Si hubiese estado menos absorto en sus recuerdos, y dado que el ballet no le pasmaba como a la chica que tenía al lado, quizás habría observado algo. Desde un palco alto de la izquierda del teatro, alguien le estaba observando. Y antes de que se encendiesen las luces para el entreacto, el observador desapareció.
Los trece hombres reunidos al día siguiente en el Kremlin, alrededor de la mesa del Politburó, estaban mudos y alerta, presintiendo que el informe del profesor de agronomía podía provocar una lucha interna como no se había visto desde la caída de Kruschev.
Como de costumbre, Rudin observaba a todos a través de la espiral de humo de su cigarrillo. Petrov, de las Organizaciones del Partido, ocupaba su habitual sitio a la izquierda del presidente, e Ivanenko, de la KGB, se sentaba a continuación. Rykov, de Asuntos Exteriores, hojeaba sus papeles, y Vishnayev, el teórico, y Kerensky, del Ejército rojo, guardaban un silencio sepulcral. Rudin observó a los otros siete, calculando cómo reaccionarían si se producía una contienda.

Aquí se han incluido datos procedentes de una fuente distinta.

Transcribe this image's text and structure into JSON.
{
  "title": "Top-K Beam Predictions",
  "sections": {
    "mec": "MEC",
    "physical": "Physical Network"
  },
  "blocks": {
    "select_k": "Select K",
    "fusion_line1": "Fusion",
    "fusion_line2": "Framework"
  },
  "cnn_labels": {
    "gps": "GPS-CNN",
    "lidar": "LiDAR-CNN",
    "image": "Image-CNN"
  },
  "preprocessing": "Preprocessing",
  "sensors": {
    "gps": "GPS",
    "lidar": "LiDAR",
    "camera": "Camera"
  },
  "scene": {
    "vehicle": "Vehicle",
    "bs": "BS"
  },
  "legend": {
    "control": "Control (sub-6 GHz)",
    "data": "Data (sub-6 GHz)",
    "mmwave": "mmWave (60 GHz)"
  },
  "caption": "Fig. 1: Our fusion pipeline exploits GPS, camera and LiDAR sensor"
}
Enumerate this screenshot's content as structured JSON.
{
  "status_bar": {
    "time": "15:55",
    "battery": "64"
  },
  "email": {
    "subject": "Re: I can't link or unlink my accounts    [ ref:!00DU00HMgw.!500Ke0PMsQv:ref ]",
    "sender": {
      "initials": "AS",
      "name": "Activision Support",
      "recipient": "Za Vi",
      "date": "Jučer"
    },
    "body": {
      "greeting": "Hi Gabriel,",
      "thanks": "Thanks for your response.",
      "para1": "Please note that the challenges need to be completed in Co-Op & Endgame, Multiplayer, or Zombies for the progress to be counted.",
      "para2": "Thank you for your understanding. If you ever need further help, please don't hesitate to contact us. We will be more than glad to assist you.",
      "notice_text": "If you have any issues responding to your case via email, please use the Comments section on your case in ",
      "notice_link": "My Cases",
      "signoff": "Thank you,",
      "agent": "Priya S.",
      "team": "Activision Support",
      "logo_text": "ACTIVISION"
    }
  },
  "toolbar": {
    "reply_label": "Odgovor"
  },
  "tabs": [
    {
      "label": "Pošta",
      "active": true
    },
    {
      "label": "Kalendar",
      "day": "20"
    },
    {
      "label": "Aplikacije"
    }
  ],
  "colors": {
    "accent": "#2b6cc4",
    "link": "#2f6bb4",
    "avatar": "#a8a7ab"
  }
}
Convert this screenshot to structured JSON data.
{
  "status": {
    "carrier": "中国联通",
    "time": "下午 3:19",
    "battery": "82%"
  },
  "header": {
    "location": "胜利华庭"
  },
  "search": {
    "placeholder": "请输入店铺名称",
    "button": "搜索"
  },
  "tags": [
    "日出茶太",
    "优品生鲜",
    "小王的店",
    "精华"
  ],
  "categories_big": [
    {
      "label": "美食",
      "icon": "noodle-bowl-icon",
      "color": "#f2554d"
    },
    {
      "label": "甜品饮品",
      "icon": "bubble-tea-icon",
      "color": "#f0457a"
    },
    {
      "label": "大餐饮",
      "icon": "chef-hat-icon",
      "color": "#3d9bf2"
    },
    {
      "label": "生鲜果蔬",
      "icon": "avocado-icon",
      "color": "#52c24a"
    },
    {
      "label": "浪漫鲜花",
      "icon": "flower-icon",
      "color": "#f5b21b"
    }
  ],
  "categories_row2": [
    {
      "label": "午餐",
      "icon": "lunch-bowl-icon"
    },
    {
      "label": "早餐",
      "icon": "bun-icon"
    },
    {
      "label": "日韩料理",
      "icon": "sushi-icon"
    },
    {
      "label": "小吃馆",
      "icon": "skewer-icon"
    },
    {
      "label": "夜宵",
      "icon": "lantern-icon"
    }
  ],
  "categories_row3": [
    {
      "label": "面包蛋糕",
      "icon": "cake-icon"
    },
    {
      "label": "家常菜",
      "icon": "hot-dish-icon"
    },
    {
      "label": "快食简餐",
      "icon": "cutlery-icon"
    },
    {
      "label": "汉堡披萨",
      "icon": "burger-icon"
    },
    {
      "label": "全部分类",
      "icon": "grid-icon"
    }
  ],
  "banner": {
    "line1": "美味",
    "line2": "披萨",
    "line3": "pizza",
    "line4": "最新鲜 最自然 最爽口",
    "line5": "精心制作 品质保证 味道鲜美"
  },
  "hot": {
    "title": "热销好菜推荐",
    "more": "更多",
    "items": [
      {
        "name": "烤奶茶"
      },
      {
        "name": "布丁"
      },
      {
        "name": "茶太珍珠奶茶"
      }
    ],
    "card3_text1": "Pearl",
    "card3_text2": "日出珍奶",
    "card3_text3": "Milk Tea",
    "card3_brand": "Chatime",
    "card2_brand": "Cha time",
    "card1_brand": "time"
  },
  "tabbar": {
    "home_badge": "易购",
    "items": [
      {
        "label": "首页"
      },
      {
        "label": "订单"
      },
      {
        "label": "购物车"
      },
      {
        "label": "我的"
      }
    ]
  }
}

Estaban los tres no rusos: Vitautas, báltico de Vilna, Lituania; Chavadze, georgiano, de Tiflis, y Mujamed, tadjiquistaní, oriental y musulmán de nacimiento. Su presencia era una concesión a las minorías, pero, en realidad, cada uno de ellos había pagado por estar allí. Rudin sabía que todos estaban completamente rusificados; el precio había sido alto, más alto que el que cualquier gran ruso tendría que pagar. Todos habían sido primeros secretarios del partido en sus respectivas Repúblicas, y dos lo eran todavía. Todos habían dirigido programas de fuerte represión contra sus paisanos, aplastando a los disidentes, nacionalistas, poetas, escritores, artistas, intelectuales y trabajadores, que se habían mostrado remisos en la total aceptación del dominio de la Gran Rusia sobre ellos. Por esto no podían volver a sus países sin la protección de Moscú y estaban dispuestos, llegado el caso, a alistarse con la facción que les garantizase su supervivencia, es decir, con la que tuviese las de ganar. A Rudin le incomodaba la perspectiva de una lucha de facciones, pero no había dejado de pensar en ella desde el día en que había leído el informe del profesor Yakolev en la intimidad de su despacho.